I recently treated myself to one newsstand issue of the British version of Country Living. While I found it a bit short on articles and a bit heavy on advertising (maybe it just seems that way because I want to buy everything that’s advertised, but can’t), it really made me squeak with happiness. There are so, so many things that the British seem to take for granted but to which Americans are happily oblivious. I wonder if it’s the same for Canadians, Australians, New Zealanders? I have a sneaking suspicion that they’re more “in the loop” than Americans.
Examples of things that the magazine breezily takes for granted, that Americans have basically never heard of: elderflower-flavored drinks and chamomile lawns. Chamomile lawn? I think I have that in my Netflix queue, but otherwise…? Do you like, really fill up your whole lawn with chamomile? With the darling white flowers? If so, I’d like to sign up, please.
Something that American knitters, at least, are familiar with is the tea cozy phenomenon. Knitting a tea cozy is practically a knitting rite of passage. Those who regularly flip through new Rowan books will also know that, under certain circumstances, one may find it necessary to knit an egg cozy. Like a tea cozy, but smaller. Cuter. Less useful. Sillier. More charming. In short, pretty irresistible. I mean, who doesn’t eat boiled eggs every morning, and who doesn’t have egg cups to serve them in, and who doesn’t need to make sure that the egg is kept really warm on the long trip from the kitchen to the table…?
If you don’t feel like knitting the Rowan version from Rowan Classic Home, you might feel inclined to crochet this version. I am going to be honest and up front: yes this egg cozy was directly inspired by the ones sold on Cath Kidston’s UK website. Seeing that these egg cozies are not available on her American website, however, I hope it’s okay that I have spoofed them. I’d like to make the point that I have never seen or handled one of her egg cozies in person, and I have no communication with anyone who has. I just wanted a striped egg cozy. The pattern is 100% the result of my own experimentation. And I expanded them, anyway. I made them in more colors. I didn’t put a pompom on top. ahem.
Materials: KnitPicks Palette in two contrasting colors. Shown are White for the background and Blush, Red, Blue, and Sky for contrasts.

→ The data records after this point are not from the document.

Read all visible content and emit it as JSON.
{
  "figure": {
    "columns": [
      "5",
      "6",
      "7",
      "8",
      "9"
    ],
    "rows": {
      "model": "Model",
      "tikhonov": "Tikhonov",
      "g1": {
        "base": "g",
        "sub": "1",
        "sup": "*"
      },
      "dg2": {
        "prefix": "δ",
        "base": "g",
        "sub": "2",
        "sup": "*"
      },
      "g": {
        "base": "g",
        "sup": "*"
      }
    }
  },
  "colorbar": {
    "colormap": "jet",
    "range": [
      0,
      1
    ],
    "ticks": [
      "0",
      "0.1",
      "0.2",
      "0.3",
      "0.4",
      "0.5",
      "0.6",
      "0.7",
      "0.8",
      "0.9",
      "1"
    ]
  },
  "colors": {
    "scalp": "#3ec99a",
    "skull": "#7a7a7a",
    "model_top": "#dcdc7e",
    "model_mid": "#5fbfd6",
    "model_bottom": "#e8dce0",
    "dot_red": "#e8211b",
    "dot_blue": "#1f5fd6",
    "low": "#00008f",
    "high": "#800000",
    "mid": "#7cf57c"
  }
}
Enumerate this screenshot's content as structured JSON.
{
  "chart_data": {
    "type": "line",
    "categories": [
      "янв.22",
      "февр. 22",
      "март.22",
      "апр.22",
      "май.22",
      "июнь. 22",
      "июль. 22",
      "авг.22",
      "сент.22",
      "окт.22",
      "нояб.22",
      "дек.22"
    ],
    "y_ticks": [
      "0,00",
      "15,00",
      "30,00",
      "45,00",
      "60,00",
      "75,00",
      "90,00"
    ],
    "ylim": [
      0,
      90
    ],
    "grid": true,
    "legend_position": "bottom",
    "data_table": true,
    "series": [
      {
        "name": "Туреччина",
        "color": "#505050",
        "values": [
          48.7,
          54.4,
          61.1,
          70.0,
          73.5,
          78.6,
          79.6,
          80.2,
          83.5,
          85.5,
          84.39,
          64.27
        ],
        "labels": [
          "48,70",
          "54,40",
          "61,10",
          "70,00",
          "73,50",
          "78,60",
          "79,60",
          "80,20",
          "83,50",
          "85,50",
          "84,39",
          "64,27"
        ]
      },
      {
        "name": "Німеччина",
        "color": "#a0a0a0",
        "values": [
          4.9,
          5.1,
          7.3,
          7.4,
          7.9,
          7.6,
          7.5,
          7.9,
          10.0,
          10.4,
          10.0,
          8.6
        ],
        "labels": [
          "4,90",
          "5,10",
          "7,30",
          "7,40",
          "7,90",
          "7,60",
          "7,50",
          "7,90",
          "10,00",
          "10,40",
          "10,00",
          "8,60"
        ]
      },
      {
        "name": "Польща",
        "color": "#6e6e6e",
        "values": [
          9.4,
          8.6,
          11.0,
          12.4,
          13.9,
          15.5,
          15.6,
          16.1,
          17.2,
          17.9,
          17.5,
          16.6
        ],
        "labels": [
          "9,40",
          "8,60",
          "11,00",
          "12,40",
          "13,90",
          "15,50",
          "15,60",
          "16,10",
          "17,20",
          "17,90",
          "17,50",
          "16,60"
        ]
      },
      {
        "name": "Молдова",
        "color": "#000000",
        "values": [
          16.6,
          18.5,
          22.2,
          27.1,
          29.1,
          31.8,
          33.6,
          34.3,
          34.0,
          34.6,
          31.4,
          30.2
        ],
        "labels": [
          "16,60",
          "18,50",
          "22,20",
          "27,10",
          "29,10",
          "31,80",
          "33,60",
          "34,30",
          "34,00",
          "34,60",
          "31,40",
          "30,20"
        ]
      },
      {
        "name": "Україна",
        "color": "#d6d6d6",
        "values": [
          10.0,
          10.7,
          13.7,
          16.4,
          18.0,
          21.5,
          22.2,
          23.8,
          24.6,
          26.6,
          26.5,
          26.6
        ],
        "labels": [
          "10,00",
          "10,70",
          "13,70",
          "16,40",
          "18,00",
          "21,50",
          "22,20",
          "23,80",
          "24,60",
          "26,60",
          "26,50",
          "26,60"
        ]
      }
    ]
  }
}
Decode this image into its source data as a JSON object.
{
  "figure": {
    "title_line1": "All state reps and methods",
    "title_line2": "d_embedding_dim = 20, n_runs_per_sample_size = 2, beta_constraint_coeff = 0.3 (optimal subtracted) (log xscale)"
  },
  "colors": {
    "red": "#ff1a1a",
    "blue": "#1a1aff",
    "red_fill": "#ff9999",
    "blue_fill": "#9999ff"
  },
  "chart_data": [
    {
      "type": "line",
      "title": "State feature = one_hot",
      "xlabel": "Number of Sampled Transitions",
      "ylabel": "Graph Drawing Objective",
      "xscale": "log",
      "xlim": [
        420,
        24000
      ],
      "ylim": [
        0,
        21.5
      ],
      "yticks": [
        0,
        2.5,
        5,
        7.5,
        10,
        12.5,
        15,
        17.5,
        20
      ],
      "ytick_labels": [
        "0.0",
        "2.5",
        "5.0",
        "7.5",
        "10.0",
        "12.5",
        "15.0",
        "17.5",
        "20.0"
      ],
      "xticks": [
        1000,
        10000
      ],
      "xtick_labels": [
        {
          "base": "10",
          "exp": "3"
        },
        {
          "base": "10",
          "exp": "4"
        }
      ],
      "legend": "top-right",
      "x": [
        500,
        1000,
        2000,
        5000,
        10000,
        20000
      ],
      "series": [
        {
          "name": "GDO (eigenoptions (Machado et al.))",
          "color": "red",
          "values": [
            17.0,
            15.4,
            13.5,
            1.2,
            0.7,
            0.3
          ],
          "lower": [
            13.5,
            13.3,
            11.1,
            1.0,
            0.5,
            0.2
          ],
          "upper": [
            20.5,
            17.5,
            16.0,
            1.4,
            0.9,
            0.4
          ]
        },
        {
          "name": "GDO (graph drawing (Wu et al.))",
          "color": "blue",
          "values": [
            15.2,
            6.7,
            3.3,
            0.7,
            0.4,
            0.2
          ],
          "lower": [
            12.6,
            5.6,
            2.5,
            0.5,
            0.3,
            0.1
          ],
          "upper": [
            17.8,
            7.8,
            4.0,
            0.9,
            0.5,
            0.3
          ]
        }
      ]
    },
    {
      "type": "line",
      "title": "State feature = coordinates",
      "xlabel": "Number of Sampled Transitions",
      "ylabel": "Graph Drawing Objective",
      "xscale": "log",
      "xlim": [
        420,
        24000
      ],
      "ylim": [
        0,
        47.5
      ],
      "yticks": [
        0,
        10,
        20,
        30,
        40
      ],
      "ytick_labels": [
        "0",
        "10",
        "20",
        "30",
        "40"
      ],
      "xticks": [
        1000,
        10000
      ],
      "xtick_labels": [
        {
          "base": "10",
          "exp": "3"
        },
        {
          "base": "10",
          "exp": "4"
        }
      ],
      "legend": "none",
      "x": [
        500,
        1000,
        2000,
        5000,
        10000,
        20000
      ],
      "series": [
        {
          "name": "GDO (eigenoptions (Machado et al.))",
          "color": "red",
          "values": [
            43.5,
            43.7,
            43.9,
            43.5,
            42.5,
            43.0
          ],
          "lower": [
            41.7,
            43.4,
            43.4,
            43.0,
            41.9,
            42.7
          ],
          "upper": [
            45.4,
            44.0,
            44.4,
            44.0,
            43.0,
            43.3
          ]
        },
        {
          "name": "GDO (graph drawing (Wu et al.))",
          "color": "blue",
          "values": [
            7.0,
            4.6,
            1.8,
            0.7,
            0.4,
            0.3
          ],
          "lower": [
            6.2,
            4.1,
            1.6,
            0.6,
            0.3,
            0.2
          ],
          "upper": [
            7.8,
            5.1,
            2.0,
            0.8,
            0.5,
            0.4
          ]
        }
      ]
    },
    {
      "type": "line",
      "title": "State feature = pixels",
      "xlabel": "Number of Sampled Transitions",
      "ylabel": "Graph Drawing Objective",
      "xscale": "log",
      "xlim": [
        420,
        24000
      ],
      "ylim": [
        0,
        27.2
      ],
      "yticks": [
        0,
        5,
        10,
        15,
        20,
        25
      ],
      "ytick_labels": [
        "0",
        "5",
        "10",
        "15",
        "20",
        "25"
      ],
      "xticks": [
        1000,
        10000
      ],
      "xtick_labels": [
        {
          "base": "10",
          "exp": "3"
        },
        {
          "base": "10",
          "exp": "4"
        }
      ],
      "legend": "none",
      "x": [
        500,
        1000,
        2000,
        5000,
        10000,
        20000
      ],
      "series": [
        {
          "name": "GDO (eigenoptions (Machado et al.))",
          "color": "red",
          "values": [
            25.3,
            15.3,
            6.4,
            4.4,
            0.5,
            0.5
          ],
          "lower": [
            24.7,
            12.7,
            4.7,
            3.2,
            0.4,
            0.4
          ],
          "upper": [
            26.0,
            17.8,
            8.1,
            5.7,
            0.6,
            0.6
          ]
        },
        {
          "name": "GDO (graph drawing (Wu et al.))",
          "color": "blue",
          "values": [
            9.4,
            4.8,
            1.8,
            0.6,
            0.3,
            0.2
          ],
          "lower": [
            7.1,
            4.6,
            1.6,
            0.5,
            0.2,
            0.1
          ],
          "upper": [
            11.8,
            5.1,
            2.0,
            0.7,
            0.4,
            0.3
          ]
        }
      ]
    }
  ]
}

Hook: D (3 mm) or smaller if you can manage it
Note: each round is in alternate colors throughout. Sample is croched with White for first round.
Ch 3, make circle
Round 1: ch 3, dc 11 in circle, join to top ch with sl
Round 2: ch 3, dc in same st, 2 dc in each dc around, join to top ch with sl
Round 3: ch 3, dc in next st, 2 dc in next st, (dc, dc, 2 dc) around, join to top with sl
Round 4: ch 3, dc in next 7 sts, 2dc in next st, (dc 8 times, 2 dc) around, join to top with sl
Round 5: ch 3, dc in each st around, join to top with sl
Round 6: as round 5
Round 7: sl in space between next two dc, ch 3, 5 dc in same space. (skip next 5 dc spaces, 6 dc in next dc space) around, join to top with sl
Round 8: ch 1, sc in each st around, join with sl and tie off
I like this pattern because it reminds of me hooped pottery, such as this mug by Burleigh. Hooped mugs and jugs are featured heavily in the Brambly Hedge illustrations, which I grew up with and still love (and which have heavily influenced my style of decorating). It also looks like old-fashioned men’s swimsuits (or, bathing costumes), the uni-suit kind. In fact, the eggs thought that they’d try on the cozies as bathing costumes while reclining in their hooped baths,
But then decided that the stripes clashed and that the whole idea–I mean every part of it–was very silly indeed.